When Adam D. Bearup was first approached by a potential client with the plans to build an earth shelter house in Northern Michigan, he turned the project down. It’s not that he doesn’t have an extensive background in green home building — in fact, he wrote a book on that very subject, called Build Green, Make Green, Save Green. Nor is he a stranger to the earth ahelter style of building (which is covered in the book).
It was just that the plans had, well, some challenging elements, the most salient of which was an underground barn.
Designed with global warming-related natural disasters in mind, the home consists of five underground domes, one of which is a large “barn” dome that’s open on two sides. This element of the multiple-dome home, slated for a sustainable homestead farm, was designed to allow animals a safe enclave in the event of a disaster such as a tornado.
Bearup worried about this element of the project, until he happened to meet a woman at a conference on sustainable agriculture (another interest of his) who offered insight into how such a barn could work without spooking animals and endangering their human caretakers. That woman was Temple Grandin, a designer of livestock handling facilities and a professor of animal science at Colorado State University (as well as perhaps the most famous autistic person alive).
When Bearup told Grandin about the plans that called for this unique barn (which, in some places, is nearly 30 feet underground), and his trepidations about accepting the job to build it, Grandin provided him with the key to making it work: a series of “sun tunnels” that bring natural daylight below ground. This natural lighting would keep the animals from panicking at being led underground, she said. Fortified by this insight from one of world’s foremost experts on animal psychology, Bearup accepted the job.

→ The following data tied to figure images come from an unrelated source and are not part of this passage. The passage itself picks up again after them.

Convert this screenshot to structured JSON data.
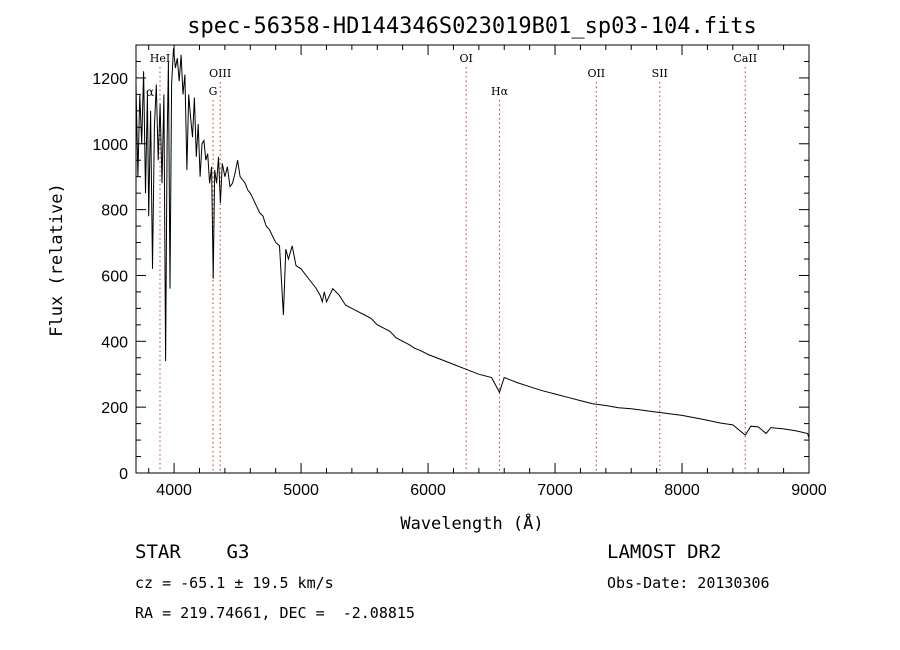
{
  "chart_data": {
    "type": "line",
    "title": "spec-56358-HD144346S023019B01_sp03-104.fits",
    "xlabel": "Wavelength (Å)",
    "ylabel": "Flux (relative)",
    "xlim": [
      3700,
      9000
    ],
    "ylim": [
      0,
      1300
    ],
    "xticks": [
      4000,
      5000,
      6000,
      7000,
      8000,
      9000
    ],
    "yticks": [
      0,
      200,
      400,
      600,
      800,
      1000,
      1200
    ],
    "series": [
      {
        "name": "flux",
        "x": [
          3700,
          3715,
          3730,
          3745,
          3760,
          3775,
          3790,
          3800,
          3815,
          3830,
          3845,
          3860,
          3875,
          3890,
          3905,
          3920,
          3933,
          3945,
          3955,
          3968,
          3980,
          3995,
          4010,
          4025,
          4040,
          4055,
          4070,
          4085,
          4101,
          4115,
          4130,
          4145,
          4160,
          4175,
          4190,
          4205,
          4220,
          4235,
          4250,
          4265,
          4280,
          4295,
          4308,
          4320,
          4335,
          4350,
          4365,
          4380,
          4400,
          4420,
          4440,
          4460,
          4480,
          4500,
          4520,
          4540,
          4560,
          4580,
          4600,
          4625,
          4650,
          4675,
          4700,
          4725,
          4750,
          4775,
          4800,
          4830,
          4861,
          4880,
          4900,
          4930,
          4960,
          5000,
          5040,
          5080,
          5120,
          5150,
          5167,
          5183,
          5200,
          5250,
          5300,
          5350,
          5400,
          5450,
          5500,
          5550,
          5600,
          5650,
          5700,
          5750,
          5800,
          5850,
          5890,
          5950,
          6000,
          6100,
          6200,
          6300,
          6400,
          6500,
          6563,
          6600,
          6700,
          6800,
          6900,
          7000,
          7100,
          7200,
          7300,
          7400,
          7500,
          7600,
          7700,
          7800,
          7900,
          8000,
          8100,
          8200,
          8300,
          8400,
          8498,
          8542,
          8600,
          8662,
          8700,
          8800,
          8900,
          8990,
          9000
        ],
        "values": [
          1180,
          900,
          1150,
          1000,
          1220,
          850,
          1150,
          780,
          1100,
          620,
          1050,
          1180,
          950,
          1120,
          880,
          1150,
          340,
          1000,
          1250,
          560,
          1180,
          1290,
          1230,
          1260,
          1190,
          1270,
          1150,
          1210,
          920,
          1150,
          1080,
          1020,
          1140,
          960,
          1060,
          900,
          1000,
          1010,
          950,
          970,
          880,
          930,
          590,
          920,
          880,
          960,
          820,
          940,
          900,
          930,
          870,
          880,
          910,
          950,
          900,
          890,
          880,
          860,
          850,
          830,
          810,
          790,
          780,
          750,
          740,
          720,
          700,
          690,
          480,
          680,
          650,
          690,
          630,
          620,
          600,
          580,
          560,
          540,
          520,
          550,
          520,
          560,
          540,
          510,
          500,
          490,
          480,
          470,
          450,
          440,
          430,
          410,
          400,
          390,
          380,
          370,
          360,
          345,
          330,
          315,
          300,
          290,
          245,
          290,
          275,
          262,
          250,
          240,
          230,
          220,
          210,
          205,
          198,
          195,
          190,
          185,
          180,
          175,
          168,
          160,
          152,
          146,
          115,
          142,
          140,
          120,
          138,
          134,
          128,
          120,
          105
        ]
      }
    ],
    "lines": [
      {
        "label": "HeI",
        "x": 3889,
        "row": 1
      },
      {
        "label": "OIII",
        "x": 4363,
        "row": 2
      },
      {
        "label": "G",
        "x": 4307,
        "row": 3
      },
      {
        "label": "OI",
        "x": 6300,
        "row": 1
      },
      {
        "label": "Hα",
        "x": 6563,
        "row": 3
      },
      {
        "label": "OII",
        "x": 7325,
        "row": 2
      },
      {
        "label": "SII",
        "x": 7825,
        "row": 2
      },
      {
        "label": "CaII",
        "x": 8498,
        "row": 1
      }
    ],
    "grid": false
  },
  "info": {
    "object": "STAR    G3",
    "survey": "LAMOST DR2",
    "cz": "cz = -65.1 ± 19.5 km/s",
    "obs_date": "Obs-Date: 20130306",
    "radec": "RA = 219.74661, DEC =  -2.08815"
  },
  "partial_label": "α"
}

That was back in 2009; the project was completed in 2011, and incorporates a plethora of green building products and strategies. The home is positioned optimally for passive solar exposure (5 degrees to the southeast) — as its solar power array — and it functions entirely off the grid. A propane-fired generator was installed to assist the 48-volt battery bank when Michigan’s gray winter days stretch on, but the homeowner has found that, under normal use, the battery bank will last around three days with zero input from the sun.
Consisting of shotcrete covered in sprayfoam, each of the domes have their own ventilation systems, their own heating systems, and their own electrical services, which allows the homeowner and builder to evaluate how each of them performs. Because the entire home is insulated by the surrounding earth, its interior temperature never dips below 50 degrees; the sun kicks in during the colder months to heat the domes to an average of 72 degrees without the use of supplemental heating.